Happy 100th Birthday, IBM!

Geek Culture

One hundred years ago today, three companies merged to become the Computing Tabulating Recording (CTR) Corporation. At the time, the business manufactured and sold a number of different machines, ranging from time recorders to food slicers. Thirteen years later, CTR had hired a new leader and adopted a new moniker, leading to a century of success and innovation.

Today, International Business Machines — IBM — is an international computer company and a top-10 firm. Benefiting from nine research labs scattered around the globe, “Big Blue” holds more patents than any other U.S. technology company. In 1972, designer Paul Rand gave IBM its visual identity with the 8-bars logo.

The 100-year-old company is celebrating the milestone in style, with a resource-laden website and a new book highlighting the century of innovation. The company released a 13-minute film recapping that storied history year-by-year. The short movie features one hundred people, each presenting a different IBM achievement from the year they were born, from oldest to youngest.

President Thomas Watson got that long list going early on by instilling the slogan “THINK” and signature strong customer service into corporate culture.
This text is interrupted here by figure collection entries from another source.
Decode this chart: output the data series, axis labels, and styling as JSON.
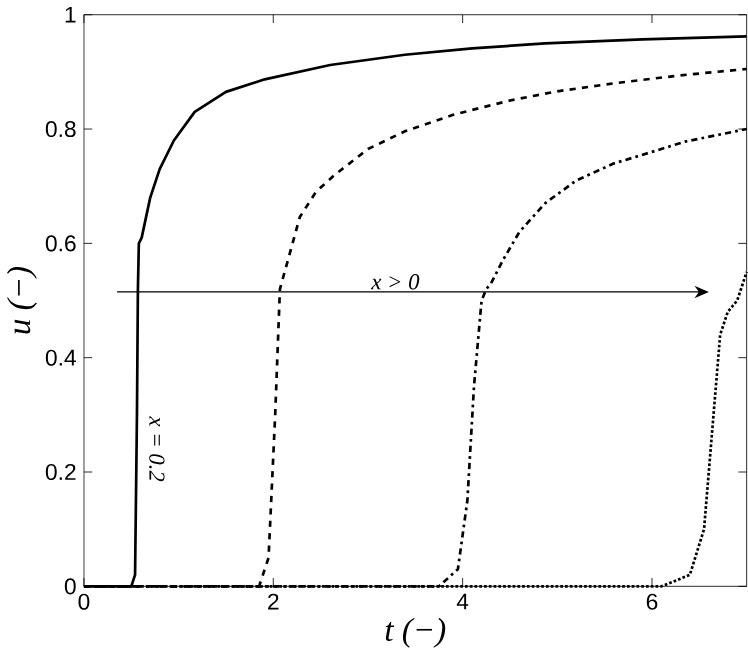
{
  "chart_data": {
    "type": "line",
    "xlabel": "t (−)",
    "ylabel": "u (−)",
    "xlim": [
      0,
      7
    ],
    "ylim": [
      0,
      1
    ],
    "xticks": [
      0,
      2,
      4,
      6
    ],
    "yticks": [
      0,
      0.2,
      0.4,
      0.6,
      0.8,
      1
    ],
    "grid": false,
    "marker": "none",
    "series": [
      {
        "color": "#000000",
        "line_style": "solid",
        "x": [
          0,
          0.5,
          0.54,
          0.56,
          0.57,
          0.58,
          0.61,
          0.7,
          0.8,
          0.95,
          1.17,
          1.5,
          1.91,
          2.6,
          3.39,
          4.1,
          4.87,
          5.9,
          7
        ],
        "values": [
          0,
          0,
          0.02,
          0.3,
          0.52,
          0.6,
          0.61,
          0.68,
          0.73,
          0.78,
          0.83,
          0.865,
          0.887,
          0.912,
          0.93,
          0.941,
          0.95,
          0.957,
          0.962
        ]
      },
      {
        "color": "#000000",
        "line_style": "dashed",
        "x": [
          0,
          1.85,
          1.95,
          2.02,
          2.07,
          2.12,
          2.28,
          2.45,
          2.65,
          3,
          3.39,
          3.9,
          4.5,
          5,
          5.6,
          6.3,
          7
        ],
        "values": [
          0,
          0,
          0.05,
          0.3,
          0.52,
          0.55,
          0.646,
          0.69,
          0.72,
          0.765,
          0.796,
          0.825,
          0.85,
          0.866,
          0.88,
          0.894,
          0.905
        ]
      },
      {
        "color": "#000000",
        "line_style": "dashdot",
        "x": [
          0,
          3.75,
          3.95,
          4.05,
          4.12,
          4.2,
          4.25,
          4.3,
          4.43,
          4.6,
          4.87,
          5.2,
          5.6,
          6,
          6.35,
          7
        ],
        "values": [
          0,
          0,
          0.03,
          0.15,
          0.35,
          0.5,
          0.52,
          0.53,
          0.572,
          0.62,
          0.67,
          0.71,
          0.74,
          0.76,
          0.778,
          0.8
        ]
      },
      {
        "color": "#000000",
        "line_style": "dotted",
        "x": [
          0,
          6.1,
          6.4,
          6.55,
          6.65,
          6.72,
          6.8,
          6.9,
          7
        ],
        "values": [
          0,
          0,
          0.02,
          0.1,
          0.3,
          0.44,
          0.48,
          0.5,
          0.55
        ]
      }
    ],
    "annotations": [
      "x > 0",
      "x = 0.2"
    ]
  }
}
Over the decades, IBM equipment has powered Social Security, learned to play checkers, facilitated plane reservations, helped land men on the moon, and beat humans at Jeopardy! Watson, the natural-language analytical computer who did the winning, earned a Webby Award for “Person of the Year” on Monday. IBM scientists also invented FORTRAN and put barcodes on inventory.

One of the things IBM did not give the world, however, is the inspiration for the malfunctioning computer in 2001: A Space Odyssey. HAL is short for “Heuristic Algorithmic,” and the one-letter offset with IBM is purely coincidental.

In addition to the celebratory reflection on where they’ve been, IBM is also giving back. Since the start of the year, IBMers have donated over 2.5 million hours to 5,000 service projects in 120 countries.

Congratulations, IBM, on a century of advancing technology.